Aging is the primary risk factor associated with cancer. Most (about 75%) cancer patients and those eligible for cancer immunotherapy are over 65 years old. Importantly, in the context of CAR-T cell therapy, the highest response rates in B cell acute lymphoblastic leukemia (B-ALL) are observed when the median age at diagnosis is under 20 years, with response rates declining with increasing age.
However, whether aging is an important limiting factor for CAR-T cell efficacy and its underlying mechanisms remain unclear.
Previous studies have reported that aging causes immune and metabolic dysfunction, thereby altering anti-tumor responses. Interestingly, mitochondrial dysfunction is a prominent feature of aging, and NAD reduction has been described in multiple tissues including white adipose tissue (WAT), muscle, and liver.

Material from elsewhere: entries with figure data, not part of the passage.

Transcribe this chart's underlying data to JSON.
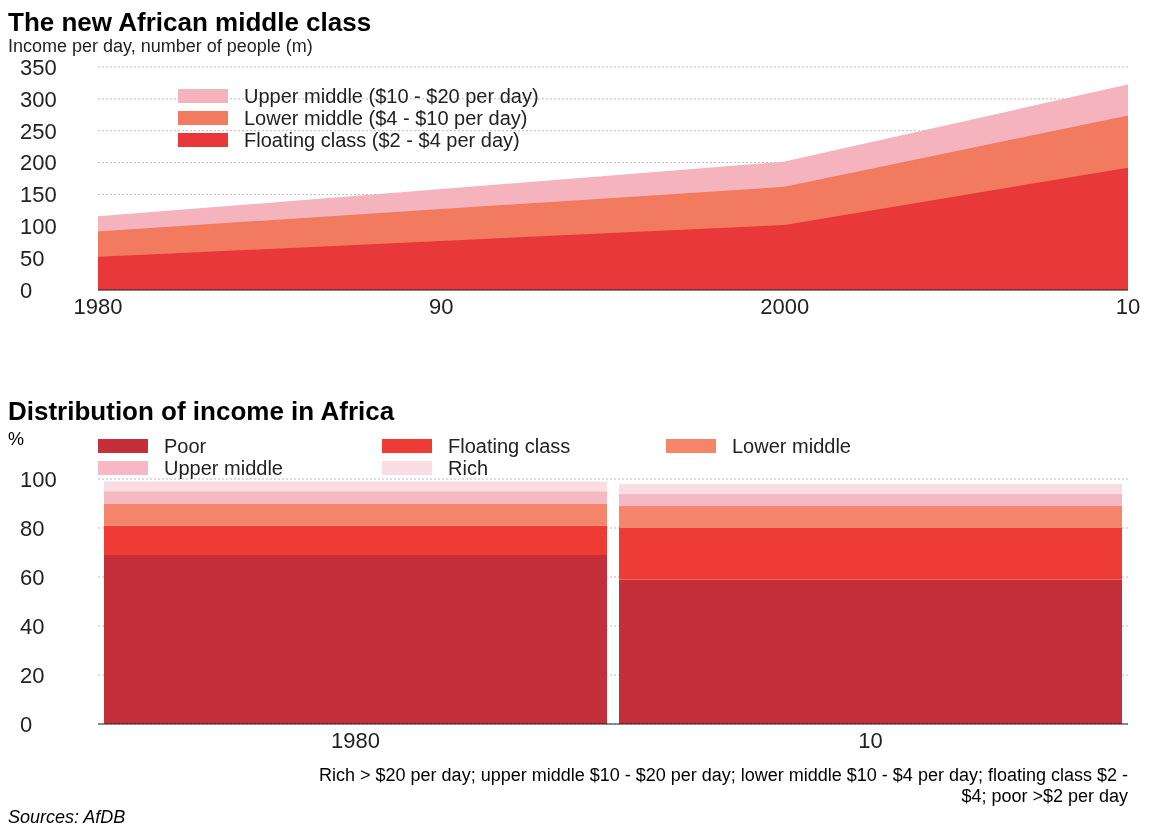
{
  "chart_data": [
    {
      "type": "area",
      "stacked": true,
      "title": "The new African middle class",
      "subtitle": "Income per day, number of people (m)",
      "x": [
        1980,
        2000,
        2010
      ],
      "xlim": [
        1980,
        2010
      ],
      "xticks": [
        {
          "value": 1980,
          "label": "1980"
        },
        {
          "value": 1990,
          "label": "90"
        },
        {
          "value": 2000,
          "label": "2000"
        },
        {
          "value": 2010,
          "label": "10"
        }
      ],
      "ylim": [
        0,
        350
      ],
      "yticks": [
        0,
        50,
        100,
        150,
        200,
        250,
        300,
        350
      ],
      "grid": "y",
      "legend": "top left",
      "series": [
        {
          "name": "Floating class ($2 - $4 per day)",
          "color": "#e8383a",
          "values": [
            52,
            102,
            192
          ]
        },
        {
          "name": "Lower middle ($4 - $10 per day)",
          "color": "#f27a5e",
          "values": [
            40,
            60,
            82
          ]
        },
        {
          "name": "Upper middle ($10 - $20 per day)",
          "color": "#f5b3bd",
          "values": [
            22,
            38,
            47
          ]
        }
      ]
    },
    {
      "type": "bar",
      "stacked": true,
      "title": "Distribution of income in Africa",
      "ylabel": "%",
      "categories": [
        "1980",
        "10"
      ],
      "ylim": [
        0,
        100
      ],
      "yticks": [
        0,
        20,
        40,
        60,
        80,
        100
      ],
      "grid": "y",
      "legend": "top",
      "series": [
        {
          "name": "Poor",
          "color": "#c4303a",
          "values": [
            69,
            59
          ]
        },
        {
          "name": "Floating class",
          "color": "#ee3b36",
          "values": [
            12,
            21
          ]
        },
        {
          "name": "Lower middle",
          "color": "#f4846a",
          "values": [
            9,
            9
          ]
        },
        {
          "name": "Upper middle",
          "color": "#f6b8c2",
          "values": [
            5,
            5
          ]
        },
        {
          "name": "Rich",
          "color": "#f9dde3",
          "values": [
            4,
            4
          ]
        }
      ],
      "annotations": [
        "Rich > $20 per day; upper middle $10 - $20 per day; lower middle $10 - $4 per day; floating class $2 - $4; poor >$2 per day",
        "Sources: AfDB"
      ]
    }
  ]
}
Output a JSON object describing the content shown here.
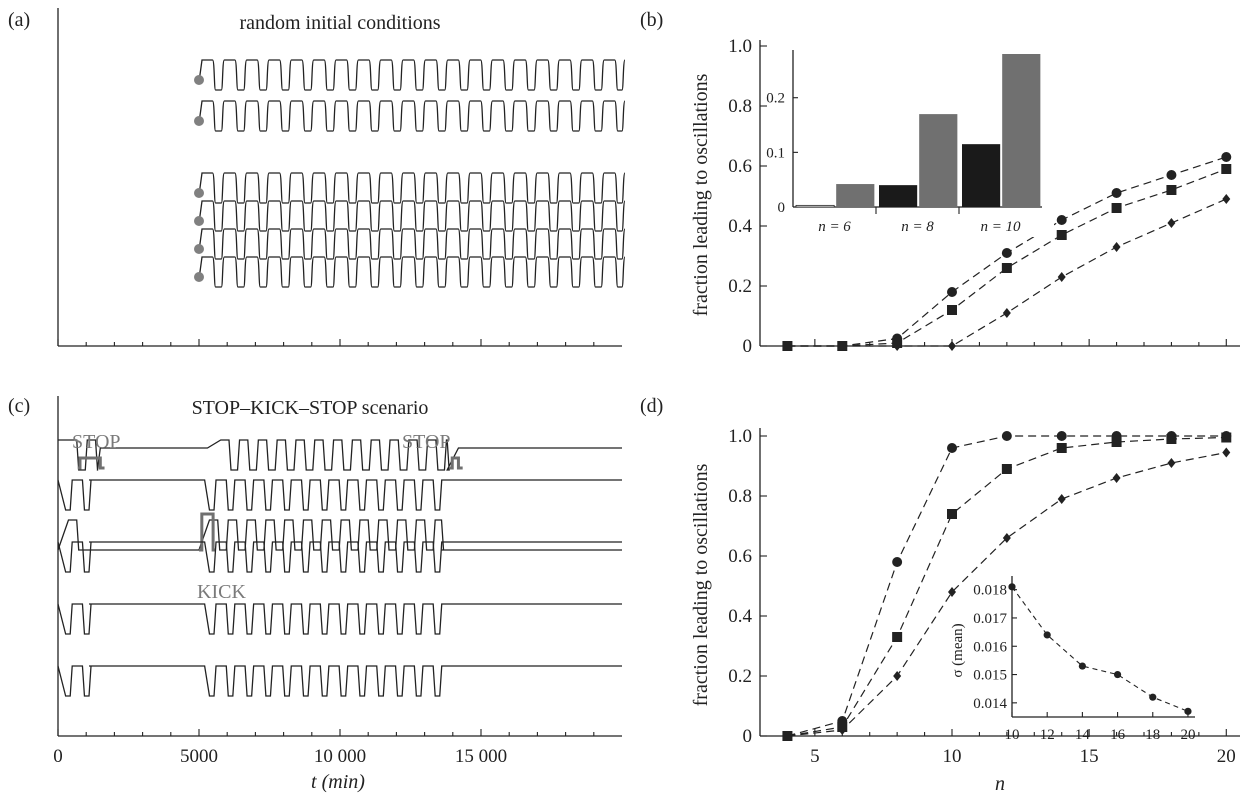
{
  "chart_data": [
    {
      "panel": "a",
      "panel_label": "(a)",
      "type": "line",
      "title": "random initial conditions",
      "xlim": [
        0,
        20000
      ],
      "traces": [
        {
          "start": 5000,
          "end": 20000,
          "oscillating": true
        },
        {
          "start": 5000,
          "end": 20000,
          "oscillating": true
        },
        {
          "start": 5000,
          "end": 20000,
          "oscillating": true
        },
        {
          "start": 5000,
          "end": 20000,
          "oscillating": true
        },
        {
          "start": 5000,
          "end": 20000,
          "oscillating": true
        },
        {
          "start": 5000,
          "end": 20000,
          "oscillating": true
        }
      ],
      "marker_color": "#808080",
      "cycles_visible": 22
    },
    {
      "panel": "b",
      "panel_label": "(b)",
      "type": "line",
      "ylabel": "fraction leading to oscillations",
      "xlim": [
        3,
        20.5
      ],
      "ylim": [
        0,
        1.0
      ],
      "yticks": [
        0,
        0.2,
        0.4,
        0.6,
        0.8,
        1.0
      ],
      "ytick_labels": [
        "0",
        "0.2",
        "0.4",
        "0.6",
        "0.8",
        "1.0"
      ],
      "series": [
        {
          "marker": "circle",
          "x": [
            4,
            6,
            8,
            10,
            12,
            14,
            16,
            18,
            20
          ],
          "y": [
            0,
            0,
            0.025,
            0.18,
            0.31,
            0.42,
            0.51,
            0.57,
            0.63
          ]
        },
        {
          "marker": "square",
          "x": [
            4,
            6,
            8,
            10,
            12,
            14,
            16,
            18,
            20
          ],
          "y": [
            0,
            0,
            0.01,
            0.12,
            0.26,
            0.37,
            0.46,
            0.52,
            0.59
          ]
        },
        {
          "marker": "diamond",
          "x": [
            4,
            6,
            8,
            10,
            12,
            14,
            16,
            18,
            20
          ],
          "y": [
            0,
            0,
            0,
            0,
            0.11,
            0.23,
            0.33,
            0.41,
            0.49
          ]
        }
      ],
      "inset": {
        "type": "bar",
        "ylim": [
          0,
          0.28
        ],
        "yticks": [
          0,
          0.1,
          0.2
        ],
        "ytick_labels": [
          "0",
          "0.1",
          "0.2"
        ],
        "groups": [
          "n = 6",
          "n = 8",
          "n = 10"
        ],
        "bars": [
          {
            "group": 0,
            "value": 0.003,
            "color": "#ffffff"
          },
          {
            "group": 0,
            "value": 0.042,
            "color": "#707070"
          },
          {
            "group": 1,
            "value": 0.04,
            "color": "#1a1a1a"
          },
          {
            "group": 1,
            "value": 0.17,
            "color": "#707070"
          },
          {
            "group": 2,
            "value": 0.115,
            "color": "#1a1a1a"
          },
          {
            "group": 2,
            "value": 0.28,
            "color": "#707070"
          }
        ]
      }
    },
    {
      "panel": "c",
      "panel_label": "(c)",
      "type": "line",
      "title": "STOP–KICK–STOP scenario",
      "xlabel": "t (min)",
      "xlim": [
        0,
        20000
      ],
      "xticks": [
        0,
        5000,
        10000,
        15000
      ],
      "xtick_labels": [
        "0",
        "5000",
        "10 000",
        "15 000"
      ],
      "annotations": [
        {
          "text": "STOP",
          "t": 950
        },
        {
          "text": "STOP",
          "t": 13600
        },
        {
          "text": "KICK",
          "t": 5300
        }
      ],
      "pulse_color": "#707070"
    },
    {
      "panel": "d",
      "panel_label": "(d)",
      "type": "line",
      "ylabel": "fraction leading to oscillations",
      "xlabel": "n",
      "xlim": [
        3,
        20.5
      ],
      "ylim": [
        0,
        1.0
      ],
      "xticks": [
        5,
        10,
        15,
        20
      ],
      "xtick_labels": [
        "5",
        "10",
        "15",
        "20"
      ],
      "yticks": [
        0,
        0.2,
        0.4,
        0.6,
        0.8,
        1.0
      ],
      "ytick_labels": [
        "0",
        "0.2",
        "0.4",
        "0.6",
        "0.8",
        "1.0"
      ],
      "series": [
        {
          "marker": "circle",
          "x": [
            4,
            6,
            8,
            10,
            12,
            14,
            16,
            18,
            20
          ],
          "y": [
            0,
            0.05,
            0.58,
            0.96,
            1.0,
            1.0,
            1.0,
            1.0,
            1.0
          ]
        },
        {
          "marker": "square",
          "x": [
            4,
            6,
            8,
            10,
            12,
            14,
            16,
            18,
            20
          ],
          "y": [
            0,
            0.03,
            0.33,
            0.74,
            0.89,
            0.96,
            0.98,
            0.99,
            0.995
          ]
        },
        {
          "marker": "diamond",
          "x": [
            4,
            6,
            8,
            10,
            12,
            14,
            16,
            18,
            20
          ],
          "y": [
            0,
            0.02,
            0.2,
            0.48,
            0.66,
            0.79,
            0.86,
            0.91,
            0.945
          ]
        }
      ],
      "inset": {
        "type": "line",
        "ylabel": "σ (mean)",
        "xlim": [
          10,
          20.4
        ],
        "ylim": [
          0.0135,
          0.0182
        ],
        "xticks": [
          10,
          12,
          14,
          16,
          18,
          20
        ],
        "xtick_labels": [
          "10",
          "12",
          "14",
          "16",
          "18",
          "20"
        ],
        "yticks": [
          0.014,
          0.015,
          0.016,
          0.017,
          0.018
        ],
        "ytick_labels": [
          "0.014",
          "0.015",
          "0.016",
          "0.017",
          "0.018"
        ],
        "x": [
          10,
          12,
          14,
          16,
          18,
          20
        ],
        "y": [
          0.0181,
          0.0164,
          0.0153,
          0.015,
          0.0142,
          0.0137
        ]
      }
    }
  ]
}
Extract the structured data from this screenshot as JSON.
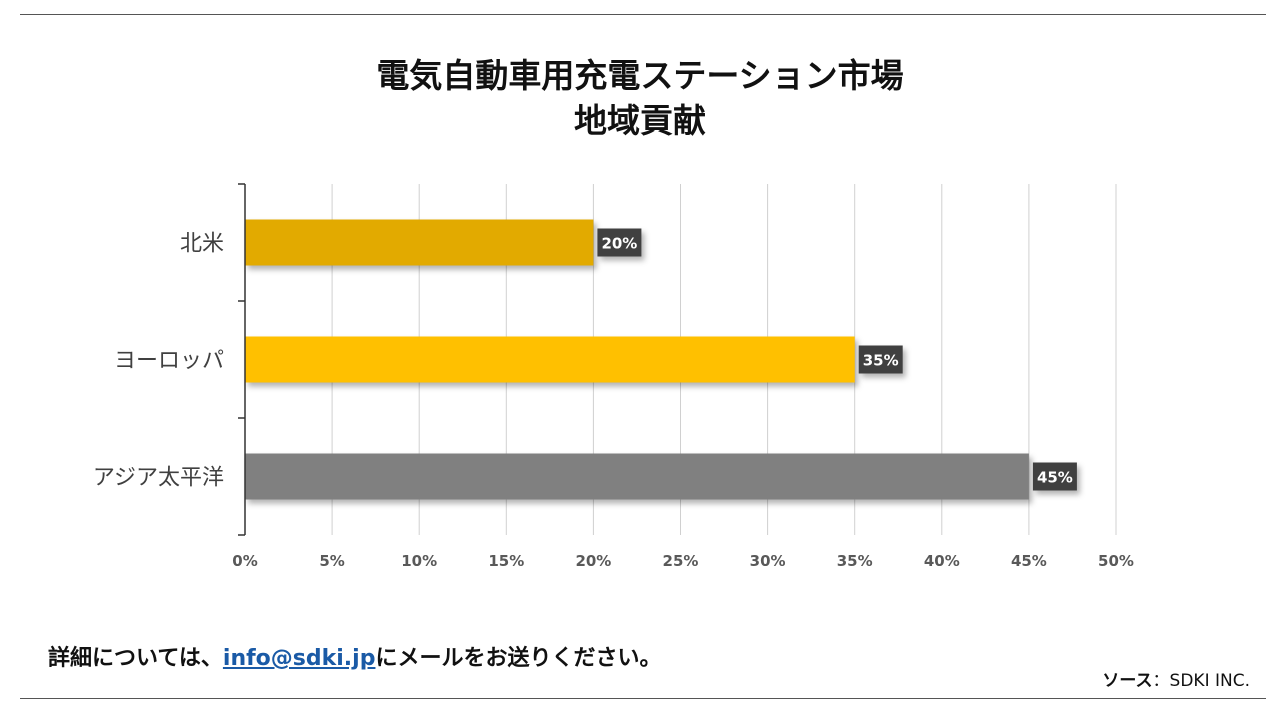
{
  "chart_data": {
    "type": "bar",
    "orientation": "horizontal",
    "title": [
      "電気自動車用充電ステーション市場",
      "地域貢献"
    ],
    "categories": [
      "北米",
      "ヨーロッパ",
      "アジア太平洋"
    ],
    "values": [
      20,
      35,
      45
    ],
    "data_labels": [
      "20%",
      "35%",
      "45%"
    ],
    "bar_colors": [
      "#E2AA00",
      "#FFC000",
      "#808080"
    ],
    "xlim": [
      0,
      50
    ],
    "xticks": [
      0,
      5,
      10,
      15,
      20,
      25,
      30,
      35,
      40,
      45,
      50
    ],
    "xtick_labels": [
      "0%",
      "5%",
      "10%",
      "15%",
      "20%",
      "25%",
      "30%",
      "35%",
      "40%",
      "45%",
      "50%"
    ],
    "xlabel": "",
    "ylabel": "",
    "grid": "vertical"
  },
  "footer": {
    "prefix": "詳細については、",
    "email": "info@sdki.jp",
    "suffix": "にメールをお送りください。"
  },
  "source": {
    "label": "ソース",
    "value": "：SDKI INC."
  }
}
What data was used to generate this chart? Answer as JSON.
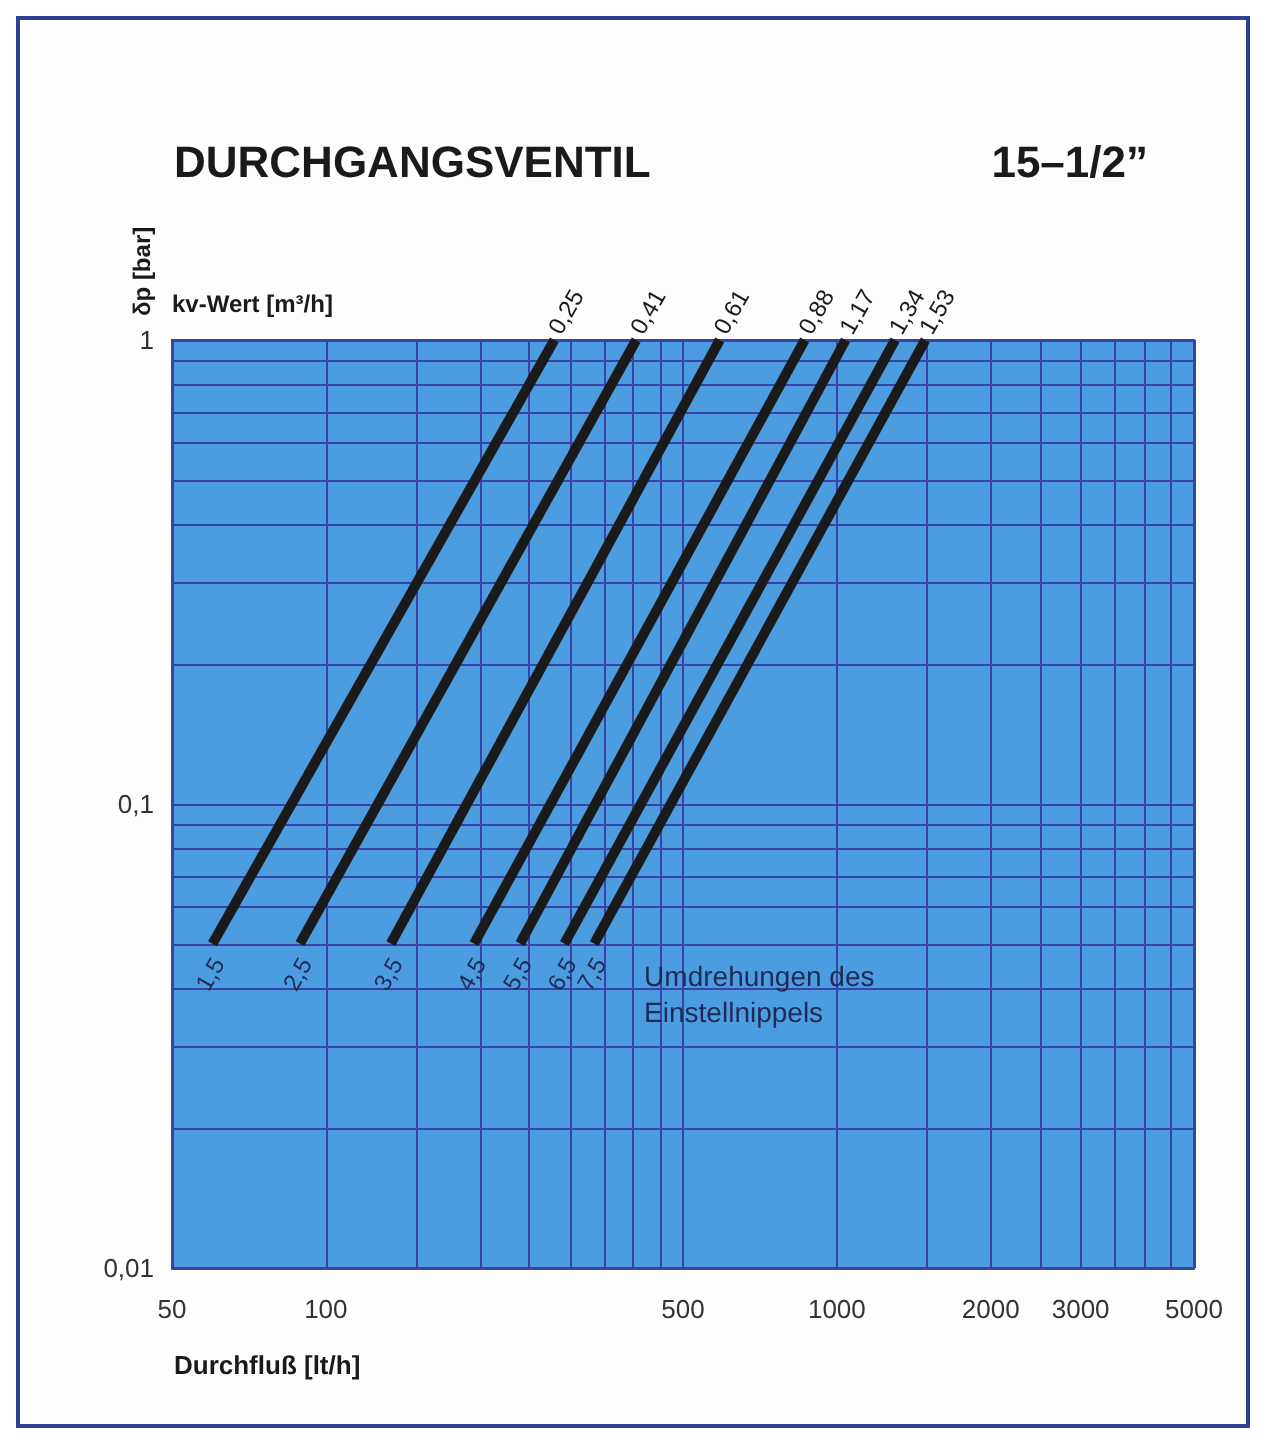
{
  "chart_data": {
    "type": "line",
    "title": "DURCHGANGSVENTIL",
    "subtitle": "15–1/2”",
    "xlabel": "Durchfluß [lt/h]",
    "ylabel": "δp [bar]",
    "legend_title": "kv-Wert [m³/h]",
    "log": "xy",
    "grid": true,
    "xlim": [
      50,
      5000
    ],
    "ylim": [
      0.01,
      1
    ],
    "xticks": [
      50,
      100,
      {
        "value": 150,
        "label": null
      },
      {
        "value": 200,
        "label": null
      },
      {
        "value": 250,
        "label": null
      },
      {
        "value": 300,
        "label": null
      },
      {
        "value": 350,
        "label": null
      },
      {
        "value": 400,
        "label": null
      },
      {
        "value": 450,
        "label": null
      },
      500,
      1000,
      {
        "value": 1500,
        "label": null
      },
      2000,
      {
        "value": 2500,
        "label": null
      },
      3000,
      {
        "value": 3500,
        "label": null
      },
      {
        "value": 4000,
        "label": null
      },
      {
        "value": 4500,
        "label": null
      },
      5000
    ],
    "yticks": [
      {
        "value": 0.01,
        "label": "0,01"
      },
      {
        "value": 0.02,
        "label": null
      },
      {
        "value": 0.03,
        "label": null
      },
      {
        "value": 0.04,
        "label": null
      },
      {
        "value": 0.05,
        "label": null
      },
      {
        "value": 0.06,
        "label": null
      },
      {
        "value": 0.07,
        "label": null
      },
      {
        "value": 0.08,
        "label": null
      },
      {
        "value": 0.09,
        "label": null
      },
      {
        "value": 0.1,
        "label": "0,1"
      },
      {
        "value": 0.2,
        "label": null
      },
      {
        "value": 0.3,
        "label": null
      },
      {
        "value": 0.4,
        "label": null
      },
      {
        "value": 0.5,
        "label": null
      },
      {
        "value": 0.6,
        "label": null
      },
      {
        "value": 0.7,
        "label": null
      },
      {
        "value": 0.8,
        "label": null
      },
      {
        "value": 0.9,
        "label": null
      },
      1
    ],
    "series": [
      {
        "name": "0,25",
        "color": "#1a1a1a",
        "x": [
          60,
          280
        ],
        "values": [
          0.05,
          1
        ]
      },
      {
        "name": "0,41",
        "color": "#1a1a1a",
        "x": [
          89,
          405
        ],
        "values": [
          0.05,
          1
        ]
      },
      {
        "name": "0,61",
        "color": "#1a1a1a",
        "x": [
          134,
          590
        ],
        "values": [
          0.05,
          1
        ]
      },
      {
        "name": "0,88",
        "color": "#1a1a1a",
        "x": [
          195,
          865
        ],
        "values": [
          0.05,
          1
        ]
      },
      {
        "name": "1,17",
        "color": "#1a1a1a",
        "x": [
          240,
          1040
        ],
        "values": [
          0.05,
          1
        ]
      },
      {
        "name": "1,34",
        "color": "#1a1a1a",
        "x": [
          293,
          1300
        ],
        "values": [
          0.05,
          1
        ]
      },
      {
        "name": "1,53",
        "color": "#1a1a1a",
        "x": [
          335,
          1490
        ],
        "values": [
          0.05,
          1
        ]
      }
    ],
    "annotations": [
      {
        "text": "1,5",
        "x": 60,
        "y": 0.05
      },
      {
        "text": "2,5",
        "x": 89,
        "y": 0.05
      },
      {
        "text": "3,5",
        "x": 134,
        "y": 0.05
      },
      {
        "text": "4,5",
        "x": 195,
        "y": 0.05
      },
      {
        "text": "5,5",
        "x": 240,
        "y": 0.05
      },
      {
        "text": "6,5",
        "x": 293,
        "y": 0.05
      },
      {
        "text": "7,5",
        "x": 335,
        "y": 0.05
      },
      "Umdrehungen des Einstellnippels"
    ]
  }
}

In this new study, the research team demonstrated that age is a limiting factor for effective CAR-T cell response.
Specifically, the study showed that CAR-T cells generated from T cells of aged female mice exhibit mitochondrial dysfunction caused by NAD depletion, resulting in poor stem cell-like characteristics and impaired anti-tumor function in vivo. Moreover, human data analysis indicated that both age and NAD metabolism determine responses to CAR-T cell therapy. More importantly, by targeting the NAD pathway, the team successfully restored mitochondrial health and function in CAR-T cells derived from elderly donors.
These findings indicate that aging-associated NAD decline limits successful CAR-T cell responses, and correcting aging-induced metabolic and functional defects (such as restoring NAD homeostasis) represents a promising strategy to improve CAR-T cell therapy.